The antigen frequencies of Duffy and MNS antigens were comparable to antigen frequencies of other studies in this region but were different from that of white and black population (Table 3). The Kell antigen frequency in our study was less (2.8% versus 5.56%) compared to those of another study from this region and is higher than that reported in blacks and in whites (Table 3). The difference in Kell antigen frequency in our study compared to the another study from this region may be due to the fact that donor population in our study includes donors of all blood groups as compared to “O blood group” donors in their study. Thus there is a need to perform more studies with a much larger sample size to know more accurately the antigen frequency of Kell antigen in the population of this region.

The phenotype frequencies of Duffy and MNS blood group systems were compared with those of other studies from the region and with that of white and black population (Tables 4, 5, and 6). These results support the fact that there is variation in the distribution of antigens in the Duffy and MNS blood group system even in North Indian population [7]. Thus there is a need to perform more studies with a much larger sample size to know more accurately the phenotype frequency of Duffy and MNS antigens in the population of this region.

The beta thalassemia carrier rate in India is around 3–7% with higher frequency in northwest India.
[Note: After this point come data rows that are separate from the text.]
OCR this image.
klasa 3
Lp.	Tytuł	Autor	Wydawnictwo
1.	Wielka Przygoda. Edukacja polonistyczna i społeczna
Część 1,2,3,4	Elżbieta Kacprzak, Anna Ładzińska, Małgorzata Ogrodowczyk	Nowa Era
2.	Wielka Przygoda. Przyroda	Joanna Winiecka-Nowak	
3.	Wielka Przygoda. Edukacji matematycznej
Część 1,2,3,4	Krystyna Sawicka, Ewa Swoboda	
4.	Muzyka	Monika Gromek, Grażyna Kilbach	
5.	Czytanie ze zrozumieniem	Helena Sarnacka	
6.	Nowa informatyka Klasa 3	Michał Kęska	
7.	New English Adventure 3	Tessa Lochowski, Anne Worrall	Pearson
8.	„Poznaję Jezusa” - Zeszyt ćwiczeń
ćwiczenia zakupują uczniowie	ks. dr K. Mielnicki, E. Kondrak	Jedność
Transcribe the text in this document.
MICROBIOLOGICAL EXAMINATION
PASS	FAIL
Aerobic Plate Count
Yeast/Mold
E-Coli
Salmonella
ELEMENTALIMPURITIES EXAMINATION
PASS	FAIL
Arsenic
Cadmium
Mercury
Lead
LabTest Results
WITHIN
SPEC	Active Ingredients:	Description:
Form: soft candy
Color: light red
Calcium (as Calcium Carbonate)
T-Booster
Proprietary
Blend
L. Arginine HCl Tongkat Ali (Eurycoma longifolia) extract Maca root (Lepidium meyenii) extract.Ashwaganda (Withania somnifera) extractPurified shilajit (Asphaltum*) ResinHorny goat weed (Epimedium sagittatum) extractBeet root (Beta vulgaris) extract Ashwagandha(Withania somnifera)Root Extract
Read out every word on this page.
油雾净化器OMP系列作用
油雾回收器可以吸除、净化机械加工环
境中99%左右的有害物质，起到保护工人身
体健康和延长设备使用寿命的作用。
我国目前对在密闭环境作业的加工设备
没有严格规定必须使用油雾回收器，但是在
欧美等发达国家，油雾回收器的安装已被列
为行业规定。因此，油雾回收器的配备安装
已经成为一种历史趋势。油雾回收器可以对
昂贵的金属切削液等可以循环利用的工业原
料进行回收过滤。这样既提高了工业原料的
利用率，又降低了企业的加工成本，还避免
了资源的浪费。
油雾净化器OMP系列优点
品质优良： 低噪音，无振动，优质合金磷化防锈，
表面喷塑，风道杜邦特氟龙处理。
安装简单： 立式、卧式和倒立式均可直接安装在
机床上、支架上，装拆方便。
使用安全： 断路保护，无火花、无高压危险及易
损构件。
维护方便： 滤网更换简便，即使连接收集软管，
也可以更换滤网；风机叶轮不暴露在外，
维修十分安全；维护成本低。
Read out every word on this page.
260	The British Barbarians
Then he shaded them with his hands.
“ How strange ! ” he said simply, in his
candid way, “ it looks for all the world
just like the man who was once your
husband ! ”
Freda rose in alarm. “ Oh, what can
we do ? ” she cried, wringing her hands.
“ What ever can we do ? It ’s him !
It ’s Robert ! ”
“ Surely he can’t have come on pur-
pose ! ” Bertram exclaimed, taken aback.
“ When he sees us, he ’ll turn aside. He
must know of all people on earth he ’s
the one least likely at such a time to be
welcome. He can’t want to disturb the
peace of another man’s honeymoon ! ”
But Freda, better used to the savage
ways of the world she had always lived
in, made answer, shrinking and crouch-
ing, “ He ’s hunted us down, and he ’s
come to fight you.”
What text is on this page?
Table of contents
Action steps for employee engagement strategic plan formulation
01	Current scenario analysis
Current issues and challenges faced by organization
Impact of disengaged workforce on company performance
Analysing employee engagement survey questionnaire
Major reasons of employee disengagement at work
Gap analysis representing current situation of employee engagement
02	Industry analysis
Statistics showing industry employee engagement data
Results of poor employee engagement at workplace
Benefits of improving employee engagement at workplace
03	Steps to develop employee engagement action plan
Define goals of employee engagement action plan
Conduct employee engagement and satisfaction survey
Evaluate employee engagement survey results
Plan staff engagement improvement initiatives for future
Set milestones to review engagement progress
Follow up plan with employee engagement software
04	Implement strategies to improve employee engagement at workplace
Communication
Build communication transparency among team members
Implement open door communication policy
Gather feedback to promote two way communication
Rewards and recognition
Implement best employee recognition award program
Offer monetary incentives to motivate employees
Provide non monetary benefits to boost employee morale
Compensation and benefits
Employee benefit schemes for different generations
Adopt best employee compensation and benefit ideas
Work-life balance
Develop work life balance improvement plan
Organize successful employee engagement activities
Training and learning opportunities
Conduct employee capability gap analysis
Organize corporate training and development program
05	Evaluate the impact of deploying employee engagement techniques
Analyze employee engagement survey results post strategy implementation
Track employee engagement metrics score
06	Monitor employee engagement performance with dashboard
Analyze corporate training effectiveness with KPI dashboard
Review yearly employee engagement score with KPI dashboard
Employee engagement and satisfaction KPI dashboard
Approximately 10,000 thalassemia major cases are added each year [16]. The prevalence of alloimmunization in multitransfused patients in India is approximately 3–10% [17, 18]. This study has provided us with donor database of regular repeat voluntary blood donors with known antigenic profile which is referred to, to provide antigen matched blood to young females, pregnant women, and patients who are expected to require repeated transfusions in life. Antigen negative blood is also being provided to already alloimmunized multitransfused patients. This has helped us to prevent alloimmunisation in these groups of patients and prevent already alloimmunised patients from further alloimmunisation.

6. Limitations

Kidd antigen evaluation in donors was not done due to cost constraints.